The Rest Is Substack: Mehdi Hasan, Zeteo and the Parallel Establishment

I recently watched a February 2025 interview on the BBC’s Media Show with Mehdi Hasan, the journalist behind Zeteo. He’s using paid subscriptions to Substack to build a left-leaning media company (complete with branded hoodies) as an alternative to legacy outlets such as the BBC. Naomi Klein, Owen Jones and Cynthia Nixon are already involved in delivering content.

I'm not uncritical of Substack, nor unaware of how it works. Still, at first glance, I could see the appeal. OK, Zeteo is largely comment and opinion-driven - because, as we know, these platforms require a constant stream of (ideally clippable) content to keep engagement high. And it’s much easier to come up with that on a regular basis if you're offering 'hot takes'. Yes, Gary Lineker's The Rest Is ... podcast empire, we're looking at you. And, indeed, a lot of the material on Zeteo does come across as filmed podcasts and Zoom calls. Podcasts and Zoom calls with high production values maybe, but podcasts and Zoom calls nonetheless.

However, I can understand why liberal-left journalists might be drawn to Substack, and to Zeteo - especially given what's going on at the likes of the BBC, Washington Post and Guardian right now. (The Observer’s John Naughton can’t go a week without recommending something from a Substack newsletter in his Networker tech column - usually by a man. What's that about?) So I got intrigued.

But before even more of us rush out to join Substack, let me say that lasted all of about five minutes.

Then I came across this piece from a few days ago on America 2.0, which delves deeper into the politics of Substack. It highlights how the platform isn’t just a neutral tool for independent writing and journalism - it’s also a key pillar of what Marc Andressen, Balaji Srinivasan and other advocates of the 'Network State' call the 'parallel establishment'.

At the inaugural Network State conference in Amsterdam in October 2023, Srinivasan laid out a vision in which Silicon Valley elites replace existing legacy institutions with their own alternatives:

So for example, at the top there's San Francisco and we're replacing San Francisco with things outside it like Cul-de-Sac in Arizona and Prospera in South America and Cabin, which is in Texas, but also around the world ....

We're gonna take out Harvard, and we have parallel education that's Replit, that Synthesis ... but it's also AI tutoring, the Thiel Fellowship, Emergent Ventures ....

We replace media with parallel media.

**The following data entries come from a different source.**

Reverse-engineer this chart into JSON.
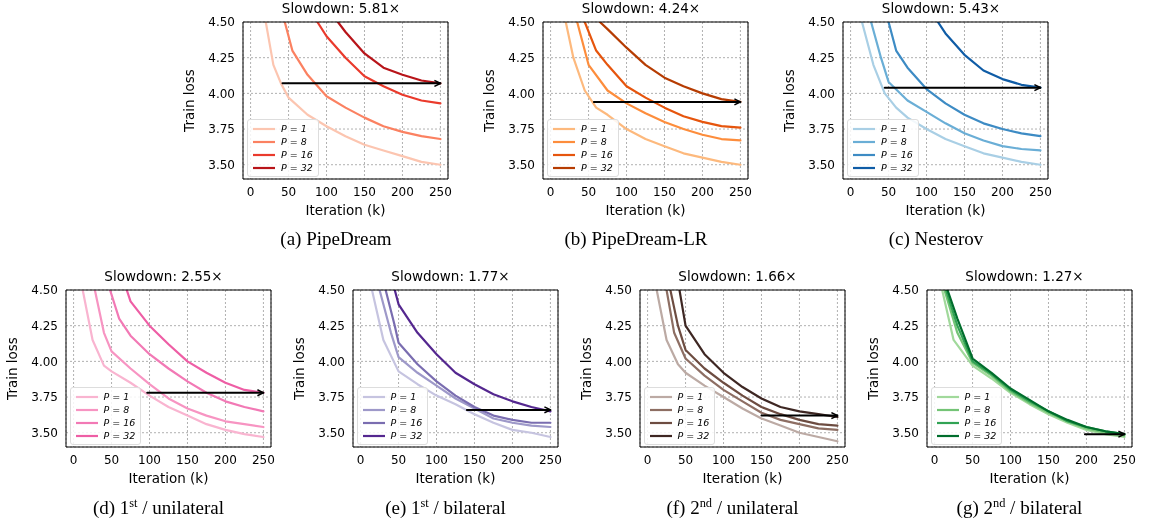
{
  "chart_data": [
    {
      "type": "line",
      "title": "Slowdown: 5.81×",
      "xlabel": "Iteration (k)",
      "ylabel": "Train loss",
      "annotations": [
        "(a) PipeDream"
      ],
      "xlim": [
        -10,
        260
      ],
      "xticks": [
        0,
        50,
        100,
        150,
        200,
        250
      ],
      "ylim": [
        3.4,
        4.5
      ],
      "yticks": [
        {
          "value": 3.5,
          "label": "3.50"
        },
        {
          "value": 3.75,
          "label": "3.75"
        },
        {
          "value": 4,
          "label": "4.00"
        },
        {
          "value": 4.25,
          "label": "4.25"
        },
        {
          "value": 4.5,
          "label": "4.50"
        }
      ],
      "grid": true,
      "legend": "bottom left",
      "series": [
        {
          "name": "P = 1",
          "color": "#fcc5b0",
          "x": [
            20,
            30,
            40,
            50,
            75,
            100,
            125,
            150,
            175,
            200,
            225,
            250
          ],
          "values": [
            4.5,
            4.2,
            4.07,
            3.97,
            3.85,
            3.77,
            3.7,
            3.64,
            3.6,
            3.56,
            3.52,
            3.5
          ]
        },
        {
          "name": "P = 8",
          "color": "#fb8161",
          "x": [
            45,
            55,
            75,
            100,
            125,
            150,
            175,
            200,
            225,
            250
          ],
          "values": [
            4.5,
            4.3,
            4.13,
            3.98,
            3.9,
            3.83,
            3.77,
            3.73,
            3.7,
            3.68
          ]
        },
        {
          "name": "P = 16",
          "color": "#ea3a2c",
          "x": [
            88,
            100,
            125,
            150,
            175,
            200,
            225,
            250
          ],
          "values": [
            4.5,
            4.4,
            4.25,
            4.12,
            4.05,
            3.99,
            3.95,
            3.93
          ]
        },
        {
          "name": "P = 32",
          "color": "#b81419",
          "x": [
            115,
            125,
            150,
            175,
            200,
            225,
            250
          ],
          "values": [
            4.5,
            4.43,
            4.28,
            4.18,
            4.13,
            4.09,
            4.07
          ]
        },
        {
          "type": "line",
          "color": "#000000",
          "x": [
            42,
            250
          ],
          "values": [
            4.07,
            4.07
          ]
        }
      ]
    },
    {
      "type": "line",
      "title": "Slowdown: 4.24×",
      "xlabel": "Iteration (k)",
      "ylabel": "Train loss",
      "annotations": [
        "(b) PipeDream-LR"
      ],
      "xlim": [
        -10,
        260
      ],
      "xticks": [
        0,
        50,
        100,
        150,
        200,
        250
      ],
      "ylim": [
        3.4,
        4.5
      ],
      "yticks": [
        {
          "value": 3.5,
          "label": "3.50"
        },
        {
          "value": 3.75,
          "label": "3.75"
        },
        {
          "value": 4,
          "label": "4.00"
        },
        {
          "value": 4.25,
          "label": "4.25"
        },
        {
          "value": 4.5,
          "label": "4.50"
        }
      ],
      "grid": true,
      "legend": "bottom left",
      "series": [
        {
          "name": "P = 1",
          "color": "#fdb97d",
          "x": [
            20,
            30,
            45,
            60,
            75,
            100,
            125,
            150,
            175,
            200,
            225,
            250
          ],
          "values": [
            4.5,
            4.25,
            4.02,
            3.9,
            3.85,
            3.75,
            3.68,
            3.63,
            3.58,
            3.55,
            3.52,
            3.5
          ]
        },
        {
          "name": "P = 8",
          "color": "#fd8d3c",
          "x": [
            35,
            50,
            75,
            100,
            125,
            150,
            175,
            200,
            225,
            250
          ],
          "values": [
            4.5,
            4.2,
            4.02,
            3.93,
            3.86,
            3.8,
            3.75,
            3.71,
            3.68,
            3.67
          ]
        },
        {
          "name": "P = 16",
          "color": "#e6550d",
          "x": [
            45,
            60,
            75,
            100,
            125,
            150,
            175,
            200,
            225,
            250
          ],
          "values": [
            4.5,
            4.3,
            4.2,
            4.05,
            3.97,
            3.9,
            3.84,
            3.8,
            3.77,
            3.76
          ]
        },
        {
          "name": "P = 32",
          "color": "#b63c02",
          "x": [
            65,
            75,
            100,
            125,
            150,
            175,
            200,
            225,
            250
          ],
          "values": [
            4.5,
            4.45,
            4.32,
            4.2,
            4.11,
            4.05,
            4.0,
            3.96,
            3.94
          ]
        },
        {
          "type": "line",
          "color": "#000000",
          "x": [
            57,
            250
          ],
          "values": [
            3.94,
            3.94
          ]
        }
      ]
    },
    {
      "type": "line",
      "title": "Slowdown: 5.43×",
      "xlabel": "Iteration (k)",
      "ylabel": "Train loss",
      "annotations": [
        "(c) Nesterov"
      ],
      "xlim": [
        -10,
        260
      ],
      "xticks": [
        0,
        50,
        100,
        150,
        200,
        250
      ],
      "ylim": [
        3.4,
        4.5
      ],
      "yticks": [
        {
          "value": 3.5,
          "label": "3.50"
        },
        {
          "value": 3.75,
          "label": "3.75"
        },
        {
          "value": 4,
          "label": "4.00"
        },
        {
          "value": 4.25,
          "label": "4.25"
        },
        {
          "value": 4.5,
          "label": "4.50"
        }
      ],
      "grid": true,
      "legend": "bottom left",
      "series": [
        {
          "name": "P = 1",
          "color": "#a9cfe5",
          "x": [
            15,
            30,
            45,
            60,
            75,
            100,
            125,
            150,
            175,
            200,
            225,
            250
          ],
          "values": [
            4.5,
            4.2,
            4.0,
            3.9,
            3.83,
            3.75,
            3.68,
            3.63,
            3.58,
            3.55,
            3.52,
            3.5
          ]
        },
        {
          "name": "P = 8",
          "color": "#6aaed6",
          "x": [
            27,
            40,
            50,
            75,
            100,
            125,
            150,
            175,
            200,
            225,
            250
          ],
          "values": [
            4.5,
            4.25,
            4.08,
            3.95,
            3.87,
            3.79,
            3.72,
            3.67,
            3.63,
            3.61,
            3.6
          ]
        },
        {
          "name": "P = 16",
          "color": "#3d8bc4",
          "x": [
            50,
            60,
            75,
            100,
            125,
            150,
            175,
            200,
            225,
            250
          ],
          "values": [
            4.5,
            4.3,
            4.18,
            4.03,
            3.93,
            3.85,
            3.79,
            3.75,
            3.72,
            3.7
          ]
        },
        {
          "name": "P = 32",
          "color": "#0f5ca6",
          "x": [
            115,
            125,
            150,
            175,
            200,
            225,
            250
          ],
          "values": [
            4.5,
            4.42,
            4.27,
            4.16,
            4.1,
            4.06,
            4.04
          ]
        },
        {
          "type": "line",
          "color": "#000000",
          "x": [
            45,
            250
          ],
          "values": [
            4.04,
            4.04
          ]
        }
      ]
    },
    {
      "type": "line",
      "title": "Slowdown: 2.55×",
      "xlabel": "Iteration (k)",
      "ylabel": "Train loss",
      "annotations": [
        "(d) 1$^{st}$ / unilateral"
      ],
      "xlim": [
        -10,
        260
      ],
      "xticks": [
        0,
        50,
        100,
        150,
        200,
        250
      ],
      "ylim": [
        3.4,
        4.5
      ],
      "yticks": [
        {
          "value": 3.5,
          "label": "3.50"
        },
        {
          "value": 3.75,
          "label": "3.75"
        },
        {
          "value": 4,
          "label": "4.00"
        },
        {
          "value": 4.25,
          "label": "4.25"
        },
        {
          "value": 4.5,
          "label": "4.50"
        }
      ],
      "grid": true,
      "legend": "bottom left",
      "series": [
        {
          "name": "P = 1",
          "color": "#f9b4d0",
          "x": [
            12,
            25,
            40,
            50,
            75,
            100,
            125,
            150,
            175,
            200,
            225,
            250
          ],
          "values": [
            4.5,
            4.15,
            3.97,
            3.93,
            3.85,
            3.76,
            3.68,
            3.62,
            3.56,
            3.52,
            3.49,
            3.47
          ]
        },
        {
          "name": "P = 8",
          "color": "#f794c2",
          "x": [
            28,
            40,
            50,
            75,
            100,
            125,
            150,
            175,
            200,
            225,
            250
          ],
          "values": [
            4.5,
            4.2,
            4.07,
            3.95,
            3.84,
            3.74,
            3.67,
            3.62,
            3.58,
            3.56,
            3.54
          ]
        },
        {
          "name": "P = 16",
          "color": "#f279b5",
          "x": [
            48,
            60,
            75,
            100,
            125,
            150,
            175,
            200,
            225,
            250
          ],
          "values": [
            4.5,
            4.3,
            4.18,
            4.05,
            3.95,
            3.86,
            3.78,
            3.72,
            3.68,
            3.65
          ]
        },
        {
          "name": "P = 32",
          "color": "#ee5ea5",
          "x": [
            70,
            75,
            100,
            125,
            150,
            175,
            200,
            225,
            250
          ],
          "values": [
            4.5,
            4.42,
            4.25,
            4.12,
            4.0,
            3.92,
            3.85,
            3.8,
            3.78
          ]
        },
        {
          "type": "line",
          "color": "#000000",
          "x": [
            97,
            250
          ],
          "values": [
            3.78,
            3.78
          ]
        }
      ]
    },
    {
      "type": "line",
      "title": "Slowdown: 1.77×",
      "xlabel": "Iteration (k)",
      "ylabel": "Train loss",
      "annotations": [
        "(e) 1$^{st}$ / bilateral"
      ],
      "xlim": [
        -10,
        260
      ],
      "xticks": [
        0,
        50,
        100,
        150,
        200,
        250
      ],
      "ylim": [
        3.4,
        4.5
      ],
      "yticks": [
        {
          "value": 3.5,
          "label": "3.50"
        },
        {
          "value": 3.75,
          "label": "3.75"
        },
        {
          "value": 4,
          "label": "4.00"
        },
        {
          "value": 4.25,
          "label": "4.25"
        },
        {
          "value": 4.5,
          "label": "4.50"
        }
      ],
      "grid": true,
      "legend": "bottom left",
      "series": [
        {
          "name": "P = 1",
          "color": "#c6c4e0",
          "x": [
            15,
            30,
            50,
            75,
            100,
            125,
            150,
            175,
            200,
            225,
            250
          ],
          "values": [
            4.5,
            4.15,
            3.93,
            3.84,
            3.76,
            3.7,
            3.63,
            3.57,
            3.52,
            3.5,
            3.47
          ]
        },
        {
          "name": "P = 8",
          "color": "#9e99c9",
          "x": [
            25,
            40,
            50,
            75,
            100,
            125,
            150,
            175,
            200,
            225,
            250
          ],
          "values": [
            4.5,
            4.2,
            4.03,
            3.92,
            3.83,
            3.74,
            3.67,
            3.6,
            3.57,
            3.55,
            3.54
          ]
        },
        {
          "name": "P = 16",
          "color": "#7a6db0",
          "x": [
            33,
            45,
            50,
            75,
            100,
            125,
            150,
            175,
            200,
            225,
            250
          ],
          "values": [
            4.5,
            4.25,
            4.13,
            3.98,
            3.86,
            3.76,
            3.68,
            3.62,
            3.59,
            3.57,
            3.57
          ]
        },
        {
          "name": "P = 32",
          "color": "#54278f",
          "x": [
            45,
            50,
            75,
            100,
            125,
            150,
            175,
            200,
            225,
            250
          ],
          "values": [
            4.5,
            4.4,
            4.2,
            4.05,
            3.92,
            3.84,
            3.77,
            3.72,
            3.68,
            3.65
          ]
        },
        {
          "type": "line",
          "color": "#000000",
          "x": [
            140,
            250
          ],
          "values": [
            3.66,
            3.66
          ]
        }
      ]
    },
    {
      "type": "line",
      "title": "Slowdown: 1.66×",
      "xlabel": "Iteration (k)",
      "ylabel": "Train loss",
      "annotations": [
        "(f) 2$^{nd}$ / unilateral"
      ],
      "xlim": [
        -10,
        260
      ],
      "xticks": [
        0,
        50,
        100,
        150,
        200,
        250
      ],
      "ylim": [
        3.4,
        4.5
      ],
      "yticks": [
        {
          "value": 3.5,
          "label": "3.50"
        },
        {
          "value": 3.75,
          "label": "3.75"
        },
        {
          "value": 4,
          "label": "4.00"
        },
        {
          "value": 4.25,
          "label": "4.25"
        },
        {
          "value": 4.5,
          "label": "4.50"
        }
      ],
      "grid": true,
      "legend": "bottom left",
      "series": [
        {
          "name": "P = 1",
          "color": "#bcaaa4",
          "x": [
            12,
            25,
            40,
            50,
            75,
            100,
            125,
            150,
            175,
            200,
            225,
            250
          ],
          "values": [
            4.5,
            4.15,
            3.98,
            3.92,
            3.83,
            3.75,
            3.67,
            3.6,
            3.55,
            3.5,
            3.47,
            3.44
          ]
        },
        {
          "name": "P = 8",
          "color": "#8d6e63",
          "x": [
            25,
            35,
            50,
            75,
            100,
            125,
            150,
            175,
            200,
            225,
            250
          ],
          "values": [
            4.5,
            4.2,
            4.02,
            3.9,
            3.8,
            3.72,
            3.64,
            3.59,
            3.56,
            3.53,
            3.52
          ]
        },
        {
          "name": "P = 16",
          "color": "#6d4c41",
          "x": [
            30,
            40,
            50,
            75,
            100,
            125,
            150,
            175,
            200,
            225,
            250
          ],
          "values": [
            4.5,
            4.25,
            4.08,
            3.95,
            3.85,
            3.76,
            3.68,
            3.63,
            3.59,
            3.56,
            3.55
          ]
        },
        {
          "name": "P = 32",
          "color": "#3e2723",
          "x": [
            42,
            50,
            75,
            100,
            125,
            150,
            175,
            200,
            225,
            250
          ],
          "values": [
            4.5,
            4.25,
            4.05,
            3.92,
            3.82,
            3.74,
            3.68,
            3.65,
            3.63,
            3.61
          ]
        },
        {
          "type": "line",
          "color": "#000000",
          "x": [
            150,
            250
          ],
          "values": [
            3.62,
            3.62
          ]
        }
      ]
    },
    {
      "type": "line",
      "title": "Slowdown: 1.27×",
      "xlabel": "Iteration (k)",
      "ylabel": "Train loss",
      "annotations": [
        "(g) 2$^{nd}$ / bilateral"
      ],
      "xlim": [
        -10,
        260
      ],
      "xticks": [
        0,
        50,
        100,
        150,
        200,
        250
      ],
      "ylim": [
        3.4,
        4.5
      ],
      "yticks": [
        {
          "value": 3.5,
          "label": "3.50"
        },
        {
          "value": 3.75,
          "label": "3.75"
        },
        {
          "value": 4,
          "label": "4.00"
        },
        {
          "value": 4.25,
          "label": "4.25"
        },
        {
          "value": 4.5,
          "label": "4.50"
        }
      ],
      "grid": true,
      "legend": "bottom left",
      "series": [
        {
          "name": "P = 1",
          "color": "#a1d99b",
          "x": [
            10,
            25,
            50,
            75,
            100,
            125,
            150,
            175,
            200,
            225,
            250
          ],
          "values": [
            4.5,
            4.15,
            3.97,
            3.88,
            3.78,
            3.7,
            3.63,
            3.57,
            3.52,
            3.49,
            3.47
          ]
        },
        {
          "name": "P = 8",
          "color": "#74c476",
          "x": [
            13,
            30,
            50,
            75,
            100,
            125,
            150,
            175,
            200,
            225,
            250
          ],
          "values": [
            4.5,
            4.2,
            3.99,
            3.9,
            3.79,
            3.71,
            3.64,
            3.58,
            3.53,
            3.5,
            3.48
          ]
        },
        {
          "name": "P = 16",
          "color": "#31a354",
          "x": [
            15,
            30,
            50,
            75,
            100,
            125,
            150,
            175,
            200,
            225,
            250
          ],
          "values": [
            4.5,
            4.25,
            4.0,
            3.91,
            3.8,
            3.72,
            3.65,
            3.58,
            3.54,
            3.51,
            3.49
          ]
        },
        {
          "name": "P = 32",
          "color": "#006d2c",
          "x": [
            17,
            30,
            50,
            75,
            100,
            125,
            150,
            175,
            200,
            225,
            250
          ],
          "values": [
            4.5,
            4.3,
            4.02,
            3.92,
            3.81,
            3.73,
            3.65,
            3.59,
            3.54,
            3.51,
            3.49
          ]
        },
        {
          "type": "line",
          "color": "#000000",
          "x": [
            198,
            250
          ],
          "values": [
            3.49,
            3.49
          ]
        }
      ]
    }
  ]
}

It’s Twitter and X, it’s Substack. ... This concept of the parallel establishment, if you take up all of these new institutional replacements ... that’s a parallel establishment.

The goal? Pretty much what we're seeing unfold in the US right now. Disrupt and dismantle democratic societies and their institutions - governments, government departments, federal agencies, universities, the courts, the press, even cities - and replace them with decentralized, corporate-backed alternatives that function as competing fiefdoms. Seen in this context, Substack isn’t just an outlet for independent writing and journalism; it’s part of a broader push to erode traditional public institutions in favor of privatized, libertarian tech enclaves.

So, just in case anyone is tempted, while Substack and Zeteo may seem like promising alternatives to legacy media, you know... best keep in mind how they fit into the bigger picture.